La tecnologia funziona analizzando diversi segnali digitali: dal tipo di video guardati alla frequenza di utilizzo, fino alla durata dell’account. Non si tratta quindi di un controllo statico sui dati anagrafici inseriti, ma di un sistema che apprende dal comportamento. James Beser, direttore della gestione prodotti di YouTube Youth, ha spiegato che l’obiettivo è «dedurre l’età di un utente indipendentemente dalla data di nascita registrata», così da calibrare contenuti e protezioni adeguati.

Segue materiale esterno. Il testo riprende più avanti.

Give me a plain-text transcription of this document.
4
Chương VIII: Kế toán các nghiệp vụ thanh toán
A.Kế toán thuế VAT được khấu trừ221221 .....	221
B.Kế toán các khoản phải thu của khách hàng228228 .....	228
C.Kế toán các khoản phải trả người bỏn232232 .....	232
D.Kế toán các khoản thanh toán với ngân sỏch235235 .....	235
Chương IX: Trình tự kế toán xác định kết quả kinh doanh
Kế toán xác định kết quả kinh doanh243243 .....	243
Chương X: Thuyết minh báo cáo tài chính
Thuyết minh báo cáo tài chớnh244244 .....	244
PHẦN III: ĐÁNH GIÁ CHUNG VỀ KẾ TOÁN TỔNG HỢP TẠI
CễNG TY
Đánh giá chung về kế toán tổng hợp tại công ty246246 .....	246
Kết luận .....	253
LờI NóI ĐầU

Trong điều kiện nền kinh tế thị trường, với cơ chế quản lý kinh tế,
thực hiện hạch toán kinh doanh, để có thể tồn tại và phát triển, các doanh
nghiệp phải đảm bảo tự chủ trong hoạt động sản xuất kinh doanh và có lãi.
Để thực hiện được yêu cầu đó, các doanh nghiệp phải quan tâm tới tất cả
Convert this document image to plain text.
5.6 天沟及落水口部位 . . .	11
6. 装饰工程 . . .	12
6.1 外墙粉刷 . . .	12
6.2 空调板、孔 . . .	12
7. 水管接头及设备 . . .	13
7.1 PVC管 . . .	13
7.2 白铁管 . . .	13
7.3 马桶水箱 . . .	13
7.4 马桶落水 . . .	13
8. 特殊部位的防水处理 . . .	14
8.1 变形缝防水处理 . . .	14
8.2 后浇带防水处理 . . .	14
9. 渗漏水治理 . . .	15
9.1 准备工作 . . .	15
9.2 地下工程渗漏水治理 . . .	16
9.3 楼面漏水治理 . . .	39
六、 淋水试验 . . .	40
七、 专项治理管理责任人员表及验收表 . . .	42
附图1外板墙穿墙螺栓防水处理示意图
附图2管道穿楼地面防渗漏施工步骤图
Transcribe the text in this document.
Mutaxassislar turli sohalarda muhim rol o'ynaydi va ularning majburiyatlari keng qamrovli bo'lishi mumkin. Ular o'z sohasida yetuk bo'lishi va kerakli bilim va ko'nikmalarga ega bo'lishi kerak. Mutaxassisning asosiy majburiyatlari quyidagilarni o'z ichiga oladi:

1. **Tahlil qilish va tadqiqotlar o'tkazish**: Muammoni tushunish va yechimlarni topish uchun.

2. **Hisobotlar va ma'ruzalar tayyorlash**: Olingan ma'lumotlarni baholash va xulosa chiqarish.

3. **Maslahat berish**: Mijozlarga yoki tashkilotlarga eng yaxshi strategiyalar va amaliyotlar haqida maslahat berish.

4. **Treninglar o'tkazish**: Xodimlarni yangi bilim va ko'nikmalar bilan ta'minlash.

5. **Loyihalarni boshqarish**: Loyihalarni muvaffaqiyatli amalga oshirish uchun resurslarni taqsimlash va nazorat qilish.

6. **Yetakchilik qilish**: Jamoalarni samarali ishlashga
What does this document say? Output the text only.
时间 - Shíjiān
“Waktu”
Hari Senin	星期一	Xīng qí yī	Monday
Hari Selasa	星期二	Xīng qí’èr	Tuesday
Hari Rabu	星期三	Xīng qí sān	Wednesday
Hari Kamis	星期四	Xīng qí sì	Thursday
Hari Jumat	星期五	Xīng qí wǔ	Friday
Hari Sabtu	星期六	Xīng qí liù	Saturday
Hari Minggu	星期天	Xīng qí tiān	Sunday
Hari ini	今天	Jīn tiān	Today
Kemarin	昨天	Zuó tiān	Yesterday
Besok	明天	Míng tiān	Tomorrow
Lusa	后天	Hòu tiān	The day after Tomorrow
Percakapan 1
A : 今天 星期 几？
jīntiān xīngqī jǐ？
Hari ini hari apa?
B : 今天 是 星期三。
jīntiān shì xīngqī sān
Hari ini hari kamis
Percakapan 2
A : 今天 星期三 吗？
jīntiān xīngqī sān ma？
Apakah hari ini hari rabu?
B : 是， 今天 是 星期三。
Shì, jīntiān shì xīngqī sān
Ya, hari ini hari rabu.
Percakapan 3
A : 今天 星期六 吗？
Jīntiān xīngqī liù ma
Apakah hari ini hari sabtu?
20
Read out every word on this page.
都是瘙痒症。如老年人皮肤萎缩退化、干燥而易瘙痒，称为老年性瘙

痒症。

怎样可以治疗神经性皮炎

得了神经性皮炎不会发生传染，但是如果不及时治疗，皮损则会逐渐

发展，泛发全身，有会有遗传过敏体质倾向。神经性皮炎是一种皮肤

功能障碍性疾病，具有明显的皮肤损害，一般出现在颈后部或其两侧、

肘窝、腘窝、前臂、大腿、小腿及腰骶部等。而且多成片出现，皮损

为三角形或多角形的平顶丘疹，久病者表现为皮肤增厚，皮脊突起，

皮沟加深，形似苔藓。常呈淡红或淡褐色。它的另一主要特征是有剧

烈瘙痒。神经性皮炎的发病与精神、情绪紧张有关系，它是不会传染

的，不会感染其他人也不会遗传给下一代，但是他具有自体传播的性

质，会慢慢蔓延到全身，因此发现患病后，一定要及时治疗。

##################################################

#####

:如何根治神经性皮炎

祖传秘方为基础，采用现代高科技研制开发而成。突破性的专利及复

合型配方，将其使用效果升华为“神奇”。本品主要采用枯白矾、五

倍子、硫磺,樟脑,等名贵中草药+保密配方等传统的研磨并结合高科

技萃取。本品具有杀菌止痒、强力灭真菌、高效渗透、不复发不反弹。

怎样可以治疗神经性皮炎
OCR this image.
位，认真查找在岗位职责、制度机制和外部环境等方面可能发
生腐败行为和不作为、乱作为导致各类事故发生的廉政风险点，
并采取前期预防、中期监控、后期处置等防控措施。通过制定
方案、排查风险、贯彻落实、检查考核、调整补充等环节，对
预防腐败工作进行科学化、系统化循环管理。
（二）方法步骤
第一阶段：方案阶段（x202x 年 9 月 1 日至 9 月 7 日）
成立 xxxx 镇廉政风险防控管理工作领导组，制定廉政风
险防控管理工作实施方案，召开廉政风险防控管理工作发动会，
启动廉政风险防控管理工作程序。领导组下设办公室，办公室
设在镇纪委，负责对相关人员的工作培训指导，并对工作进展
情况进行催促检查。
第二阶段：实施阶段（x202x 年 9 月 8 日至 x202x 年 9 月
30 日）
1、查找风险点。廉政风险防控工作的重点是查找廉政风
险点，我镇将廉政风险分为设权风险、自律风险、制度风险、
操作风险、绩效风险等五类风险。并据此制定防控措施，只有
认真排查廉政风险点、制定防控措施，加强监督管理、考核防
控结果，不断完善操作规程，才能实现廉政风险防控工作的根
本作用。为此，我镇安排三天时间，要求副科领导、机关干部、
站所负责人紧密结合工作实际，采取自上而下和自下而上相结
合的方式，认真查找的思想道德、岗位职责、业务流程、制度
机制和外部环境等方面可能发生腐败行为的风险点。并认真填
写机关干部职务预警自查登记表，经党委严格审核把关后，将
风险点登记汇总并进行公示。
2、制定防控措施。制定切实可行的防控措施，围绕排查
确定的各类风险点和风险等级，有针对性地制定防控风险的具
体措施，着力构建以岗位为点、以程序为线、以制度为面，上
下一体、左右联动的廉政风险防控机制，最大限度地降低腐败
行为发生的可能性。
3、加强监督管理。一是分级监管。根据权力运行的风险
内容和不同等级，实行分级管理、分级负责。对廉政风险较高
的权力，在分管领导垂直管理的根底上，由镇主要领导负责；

Nel momento in cui l’algoritmo rileva una possibile discrepanza, l’utente riceve un avviso e può dimostrare la propria età caricando un documento, un selfie o utilizzando una carta di credito. Una forma di verifica che punta a bilanciare due esigenze contrapposte: da un lato la tutela dei minori, dall’altro la privacy e la facilità di accesso per gli adulti.